Emak hanya mendekap mulutnya, mendengar Mocca meracau, memanggil namanya, wanita itu teringat kata - kata Mocca saat mereka pertama bertemu tempo hari.

"Boleh saya memanggil Emak pada Ibu? Saya...Saya bersedia jadi anak Emak. Saya bersedia menggantikan anak Emak yang sudah meninggal, jika Emak berkenan,"

Dengan penuh rasa iba, tanpa terasa tangan wanita itu terjulur, membelai rambut Mocca perlahan.

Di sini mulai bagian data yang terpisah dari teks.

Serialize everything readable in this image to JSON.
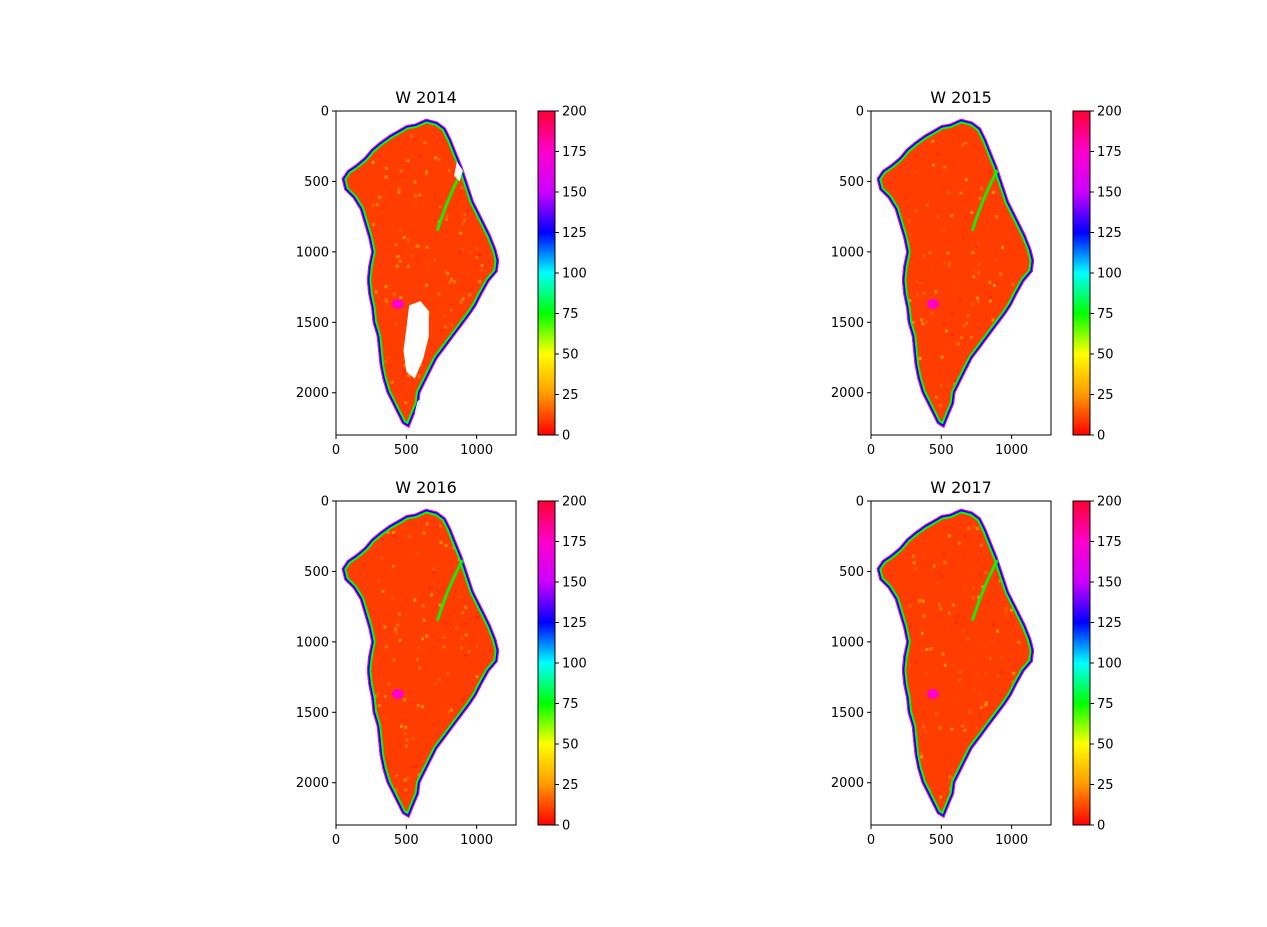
{
  "figure": {
    "colormap": "gist_rainbow_r",
    "colormap_stops": [
      "#ff0000",
      "#ff9900",
      "#ffff00",
      "#00ff00",
      "#00ffff",
      "#0000ff",
      "#cc00ff",
      "#ff00cc",
      "#ff0033"
    ],
    "land_mask_color": "#ffffff"
  },
  "chart_data": [
    {
      "type": "heatmap",
      "title": "W 2014",
      "xlabel": "",
      "ylabel": "",
      "xlim": [
        0,
        1280
      ],
      "ylim": [
        2300,
        0
      ],
      "x_ticks": [
        0,
        500,
        1000
      ],
      "y_ticks": [
        0,
        500,
        1000,
        1500,
        2000
      ],
      "colorbar": {
        "range": [
          0,
          200
        ],
        "ticks": [
          0,
          25,
          50,
          75,
          100,
          125,
          150,
          175,
          200
        ]
      },
      "coverage": "partial",
      "dominant_value": 10,
      "margin_values": [
        75,
        125,
        175
      ]
    },
    {
      "type": "heatmap",
      "title": "W 2015",
      "xlabel": "",
      "ylabel": "",
      "xlim": [
        0,
        1280
      ],
      "ylim": [
        2300,
        0
      ],
      "x_ticks": [
        0,
        500,
        1000
      ],
      "y_ticks": [
        0,
        500,
        1000,
        1500,
        2000
      ],
      "colorbar": {
        "range": [
          0,
          200
        ],
        "ticks": [
          0,
          25,
          50,
          75,
          100,
          125,
          150,
          175,
          200
        ]
      },
      "coverage": "full",
      "dominant_value": 10,
      "margin_values": [
        75,
        125,
        175
      ]
    },
    {
      "type": "heatmap",
      "title": "W 2016",
      "xlabel": "",
      "ylabel": "",
      "xlim": [
        0,
        1280
      ],
      "ylim": [
        2300,
        0
      ],
      "x_ticks": [
        0,
        500,
        1000
      ],
      "y_ticks": [
        0,
        500,
        1000,
        1500,
        2000
      ],
      "colorbar": {
        "range": [
          0,
          200
        ],
        "ticks": [
          0,
          25,
          50,
          75,
          100,
          125,
          150,
          175,
          200
        ]
      },
      "coverage": "full",
      "dominant_value": 10,
      "margin_values": [
        75,
        125,
        175
      ]
    },
    {
      "type": "heatmap",
      "title": "W 2017",
      "xlabel": "",
      "ylabel": "",
      "xlim": [
        0,
        1280
      ],
      "ylim": [
        2300,
        0
      ],
      "x_ticks": [
        0,
        500,
        1000
      ],
      "y_ticks": [
        0,
        500,
        1000,
        1500,
        2000
      ],
      "colorbar": {
        "range": [
          0,
          200
        ],
        "ticks": [
          0,
          25,
          50,
          75,
          100,
          125,
          150,
          175,
          200
        ]
      },
      "coverage": "full",
      "dominant_value": 10,
      "margin_values": [
        75,
        125,
        175
      ]
    }
  ]
}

"Kasihan anak ini, mungkin dia kekurangan kasih sayang orang tuanya," Emak terbayang penampilan Tuan dan Nyonya Dirgantara saat bertemu di ruang tunggu depan ruang ICU. "Mungkin orang tuanya terlalu sibuk dengan urusan masing - masing, hingga anak ini mencari - cari perhatian denganku,"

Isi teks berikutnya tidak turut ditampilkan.